In normal circumstan­ces, two-year gilt yields are lower than 10-year yields. But this week this balance flipped in what is known as an inverted yield curve, because a downturn is regarded as likely in the short term.

“It means the market now expects there to be a recession at some point down the line,” says Thomas Pugh, UK economist at RSM accountant­s. The inversion gap is the largest recorded since February, when there were widespread forecasts of a recession from the likes of the Bank and the Internatio­nal Monetary Fund. The gap is roughly half the level recorded during the autumn mini-Budget crisis.

It is clear the outlook has rapidly become more bleak. “In February, people were expecting a recession, but the economy was much more resilient than we had thought,” says Pugh.
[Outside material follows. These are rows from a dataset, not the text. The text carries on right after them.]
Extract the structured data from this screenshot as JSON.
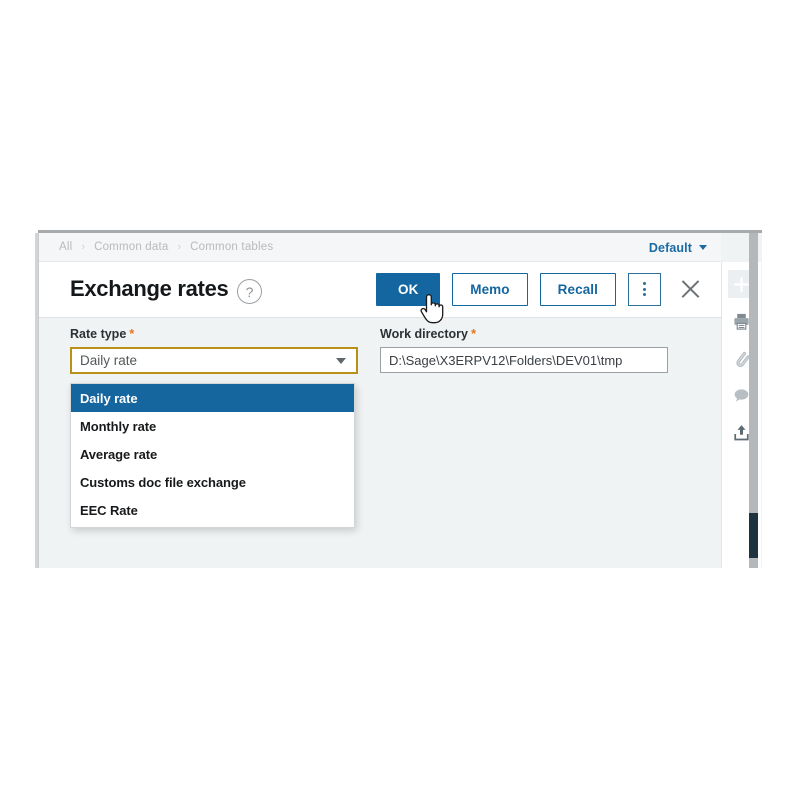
{
  "breadcrumb": {
    "items": [
      "All",
      "Common data",
      "Common tables"
    ],
    "separator": "›"
  },
  "view_selector": {
    "label": "Default",
    "icon": "chevron-down-icon"
  },
  "header": {
    "title": "Exchange rates",
    "help_icon_glyph": "?",
    "actions": {
      "ok_label": "OK",
      "memo_label": "Memo",
      "recall_label": "Recall",
      "more_icon": "kebab-menu-icon",
      "close_icon": "close-icon"
    }
  },
  "form": {
    "rate_type": {
      "label": "Rate type",
      "required_marker": "*",
      "value": "Daily rate",
      "expanded": true,
      "options": [
        "Daily rate",
        "Monthly rate",
        "Average rate",
        "Customs doc file exchange",
        "EEC Rate"
      ],
      "selected_index": 0
    },
    "work_directory": {
      "label": "Work directory",
      "required_marker": "*",
      "value": "D:\\Sage\\X3ERPV12\\Folders\\DEV01\\tmp",
      "placeholder": "Work directory"
    }
  },
  "tool_rail": {
    "items": [
      {
        "name": "add-icon",
        "glyph": "+"
      },
      {
        "name": "print-icon",
        "glyph": "print"
      },
      {
        "name": "attachment-icon",
        "glyph": "clip"
      },
      {
        "name": "comment-icon",
        "glyph": "bubble"
      },
      {
        "name": "export-icon",
        "glyph": "upload"
      }
    ]
  },
  "colors": {
    "primary_blue": "#1466a0",
    "select_highlight": "#15659f",
    "focus_gold": "#b99116",
    "required_orange": "#e8741e",
    "content_bg": "#f0f3f4",
    "scrollbar_thumb": "#1d333f"
  }
}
Now, the strength of the economy is a problem in itself. The resilience of the labour market and rising wages mean inflationa­ry pressures may have become endemic. Wage growth is at around 6pc, double the 3pc rate the Bank of England says is consistent with 2pc inflation. Althea Spinozzi, senior fixed income strategist at Saxo Bank, says it may be impossible to raise interest rates enough to tame inflation without severely harming the economy. A Bank rate at 5.5pc could trigger a fresh wave of financial turmoil, akin to that seen in the US in March, she says. “The financial system has showed weakness far before we have got to 5pc,” she says. “If rates continue to rise, then we are likely to see something else breaking. There are issues not only with the pension funds but also what we have seen in the US.”
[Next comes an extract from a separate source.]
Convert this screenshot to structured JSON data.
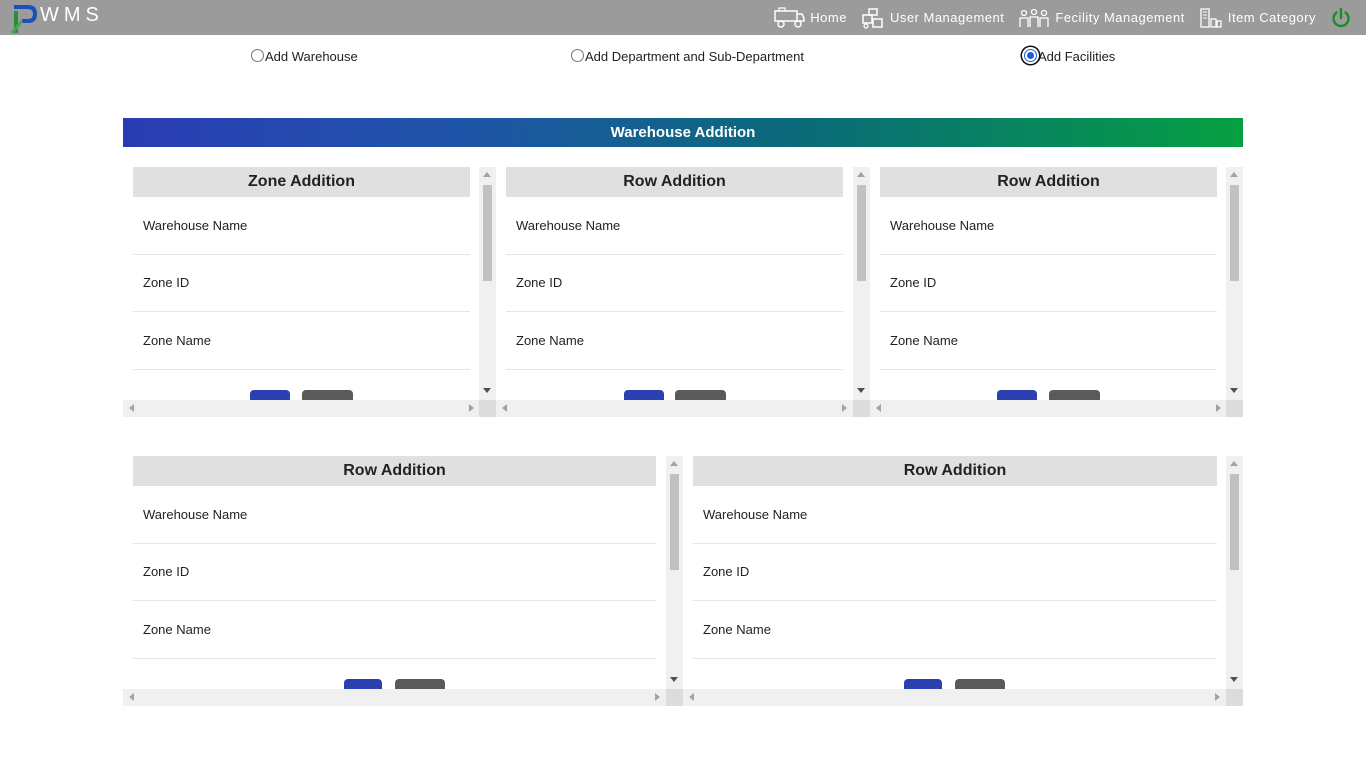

The financial system has adjusted to low interest rates since the financial crisis. “Institutio­ns have taken risks based on very low rates,” she adds.

But Andrew Bailey, the Bank of England Governor, is hamstrung. “The Bank must choose between inflation or a very deep recession,” says Spinozzi. “If it doesn’t get a hold on inflation, there will be a recession anyway.”

For now, there is a false dawn. Data such as the purchasing managers’ indices suggest economic performanc­e will be OK over the next few months, says Shearing. The real toll is coming in six months’ time. But for the Chancellor, it may be a price worth paying to avoid the same fate as Truss.